GLOSSARIO DELLA NUOVA SESSUALITÀ
Transgender
Individui nati con un sesso biologico bene definito ma che si identificano nel genere opposto. Uomini che si sentono donne e viceversa. In molti stanno chiedendo di cambiare i documenti di identità. Alcuni (ma non tutti) si sottopongono a un’operazione, nota come “gender restauration” o ripristino del genere, come a dire che quello con cui si identificano è quello “giusto”. In diversi Paesi è necessaria una diagnosi psichiatrica prima di effettuare fare questo intervento: l’identificarsi con un genere diverso da quello fisico è (ancora) considerata una malattia mentale.
Gender fluid
Chi si riconosce in questa definizione non si sente né maschio né femmina, né etero né gay o bisessuale. I gender fluid hanno appunto una concezione “fluida” del genere, tale per cui un giorno si sentono uomini, un altro donne, un altro ancora nessuno dei due. Ritengono che avere un’identità di genere costante nel tempo non faccia al caso loro e possa diventare opprimente. Come la personalità, dicono, il genere cambia nel tempo.
Non-binary
indica tutto ciò che non rientra nella distinzione binaria tra maschio e femmina. Include quindi i gender fluid ma anche quelle persone che si definiscono come “agender”, cioè che sostengono di non identificarsi in alcun genere. Anche alcuni transgender si identificano come non-binary; altri invece dicono di sentire fortemente l’appartenenza a un genere specifico anche se non è quello della nascita.
Gender neutral
È una filosofia di vita, e soprattutto educativa, basata sull’eliminazione dei connotati “maschili” o “femminili” dalla vita quotidiana. Un genitore che segue questo approccio, per esempio, lascia scegliere al proprio figlio maschio, fin da piccolissimo, se indossare gonna o pantaloni. L’idea è non imporre un’identità di genere – e in alcuni casi che l’identità di genere sia qualcosa da tenere sottotraccia il più possibile.
Post-gender
Corrente di pensiero che trova le sue radici nel movimento femminista anni ’70: l’idea è che stiamo andando (o dovremmo farlo) verso una società in cui la distinzione tra maschio e femmina e la divisione binaria di genere saranno superate. Il principio ricalca quello di una società post-razziale, dove il colore della pelle non conterà più.

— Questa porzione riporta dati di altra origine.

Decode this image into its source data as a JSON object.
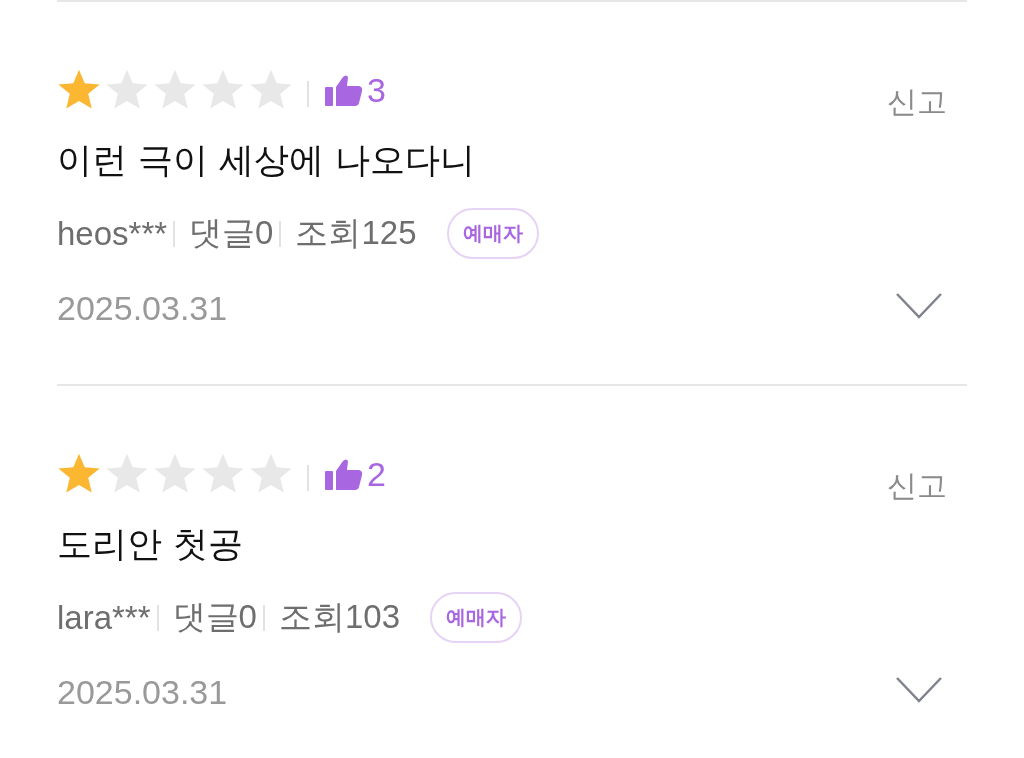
{
  "reviews": [
    {
      "stars": 1,
      "likes": "3",
      "report": "신고",
      "title": "이런 극이 세상에 나오다니",
      "user": "heos***",
      "comments": "댓글0",
      "views": "조회125",
      "badge": "예매자",
      "date": "2025.03.31",
      "expanded": false
    },
    {
      "stars": 1,
      "likes": "2",
      "report": "신고",
      "title": "도리안 첫공",
      "user": "lara***",
      "comments": "댓글0",
      "views": "조회103",
      "badge": "예매자",
      "date": "2025.03.31",
      "expanded": false
    }
  ]
}
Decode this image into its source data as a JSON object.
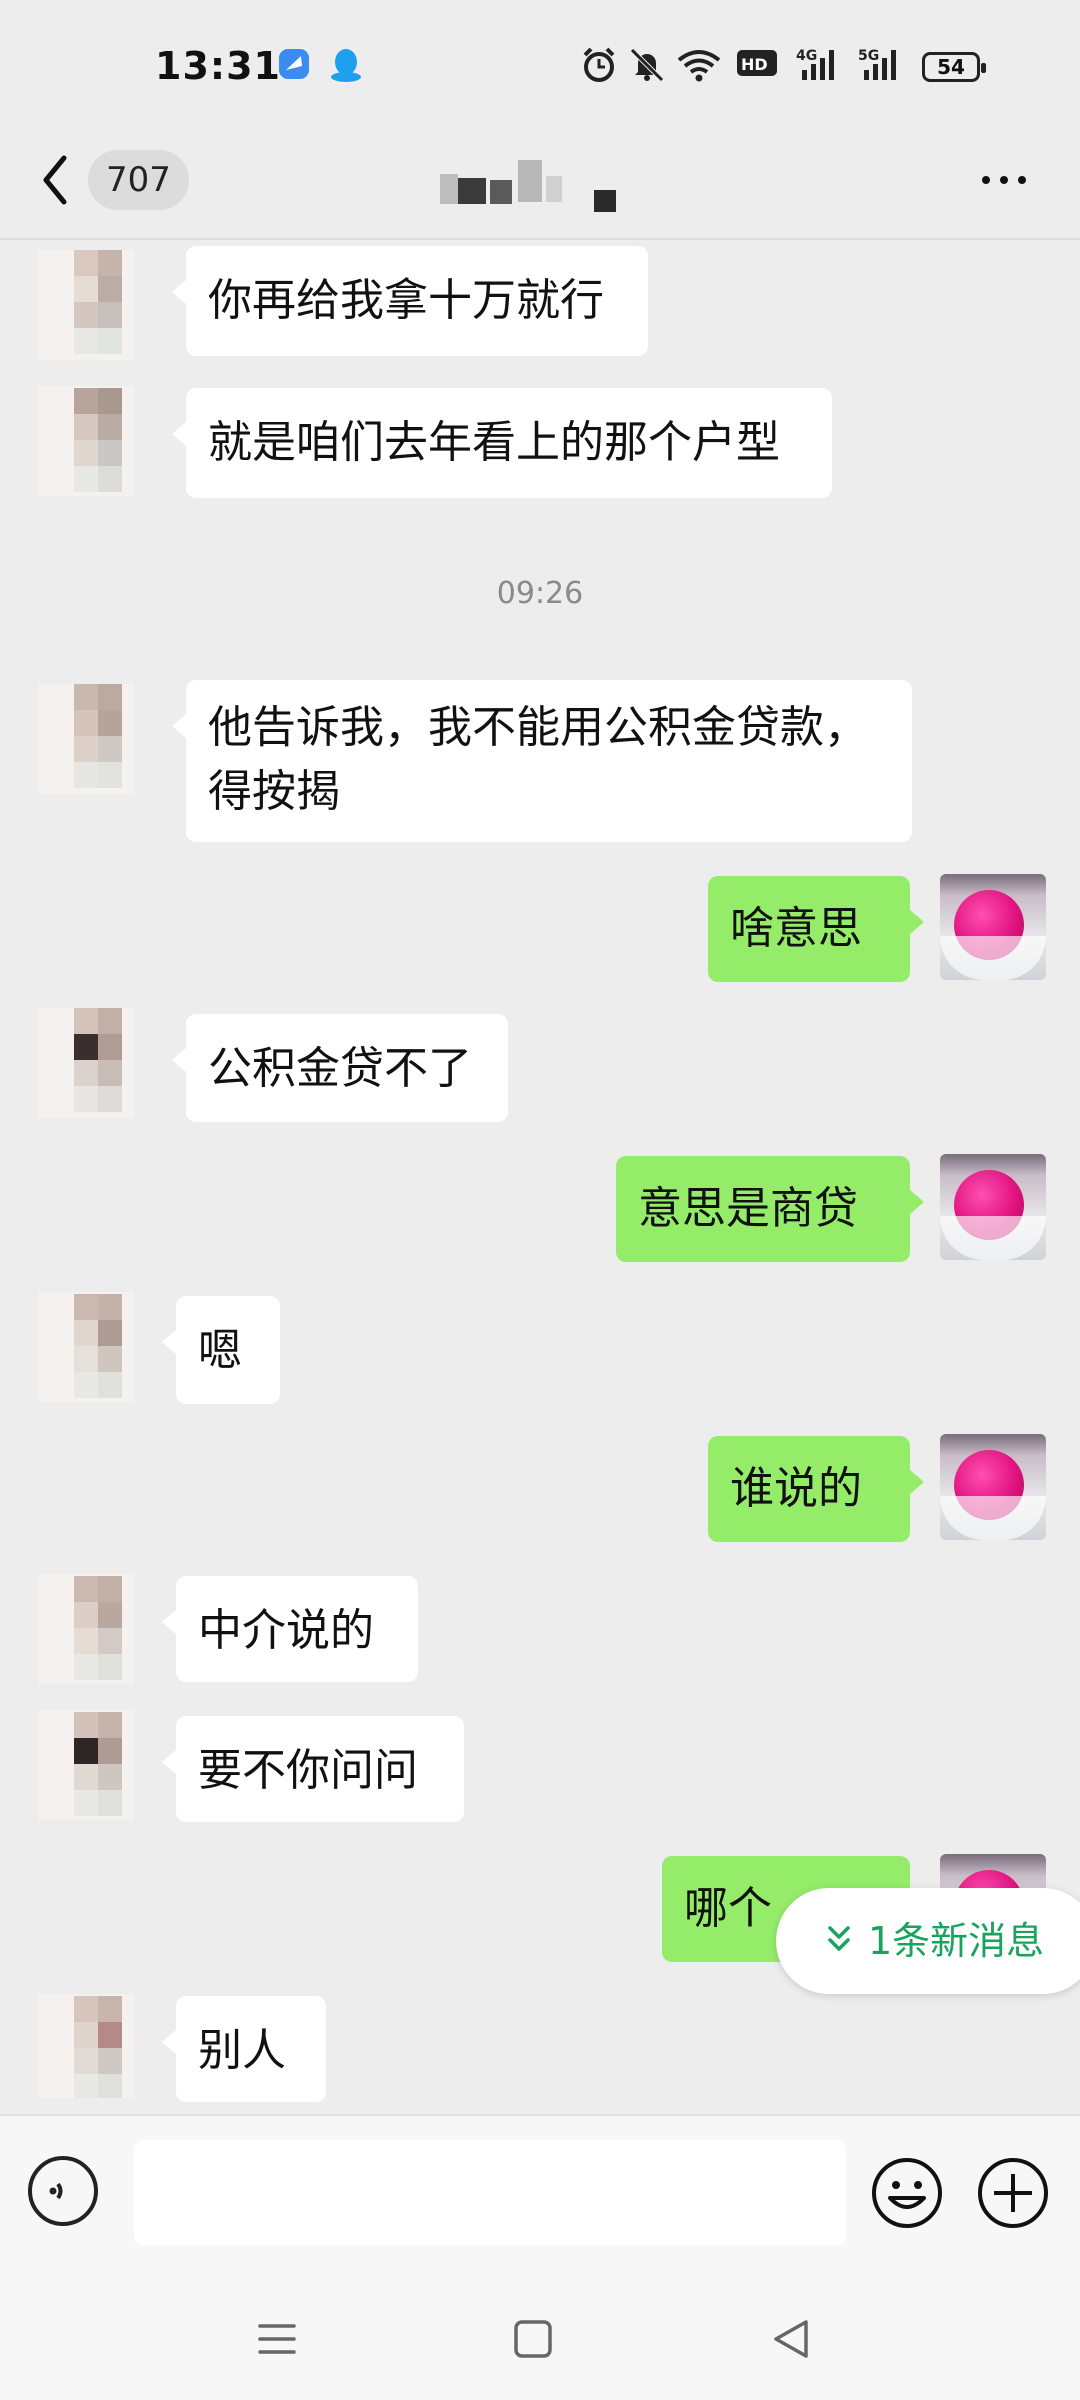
{
  "status_bar": {
    "time": "13:31",
    "battery": "54",
    "icons": [
      "blue-app-icon",
      "qq-penguin-icon",
      "alarm-icon",
      "mute-icon",
      "wifi-icon",
      "hd-icon",
      "signal-4g-icon",
      "signal-5g-icon",
      "battery-icon"
    ]
  },
  "header": {
    "unread_count": "707",
    "back_icon": "chevron-left-icon",
    "more_icon": "more-dots-icon"
  },
  "chat": {
    "timestamp": "09:26",
    "messages": [
      {
        "side": "in",
        "text": "你再给我拿十万就行"
      },
      {
        "side": "in",
        "text": "就是咱们去年看上的那个户型"
      },
      {
        "side": "in",
        "text": "他告诉我，我不能用公积金贷款，得按揭"
      },
      {
        "side": "out",
        "text": "啥意思"
      },
      {
        "side": "in",
        "text": "公积金贷不了"
      },
      {
        "side": "out",
        "text": "意思是商贷"
      },
      {
        "side": "in",
        "text": "嗯"
      },
      {
        "side": "out",
        "text": "谁说的"
      },
      {
        "side": "in",
        "text": "中介说的"
      },
      {
        "side": "in",
        "text": "要不你问问"
      },
      {
        "side": "out",
        "text": "哪个"
      },
      {
        "side": "in",
        "text": "别人"
      }
    ],
    "new_message_pill": "1条新消息"
  },
  "input_bar": {
    "message_value": "",
    "voice_icon": "voice-icon",
    "emoji_icon": "emoji-icon",
    "plus_icon": "plus-icon"
  },
  "nav_bar": {
    "icons": [
      "menu-icon",
      "home-square-icon",
      "back-triangle-icon"
    ]
  },
  "colors": {
    "background": "#ededed",
    "outgoing_bubble": "#95ec69",
    "incoming_bubble": "#ffffff",
    "accent_green": "#1aa35c"
  }
}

In un certo senso, se paragoniamogli standard attuali alla rigidità di solo due generazioni fa, siamo già un po’ post-gender.
Intersex
Coloro che, dalla nascita, hanno un fenotipo non corrispondente al genotipo: per esempio un corredo cromosomico maschile (XY) e genitali esterni femminili, o forme di mosaicismo, cioè di compresenza di organi sessuali periferici maschili e femminili. Casi diversi, un tempo riassunti genericamente nel termine di ermafroditsmo, oggi codificati dalla medicina che individua decine di forme differenti di intersessualità, definendole “disturbi della determinazione e della differenziazione sessuale”.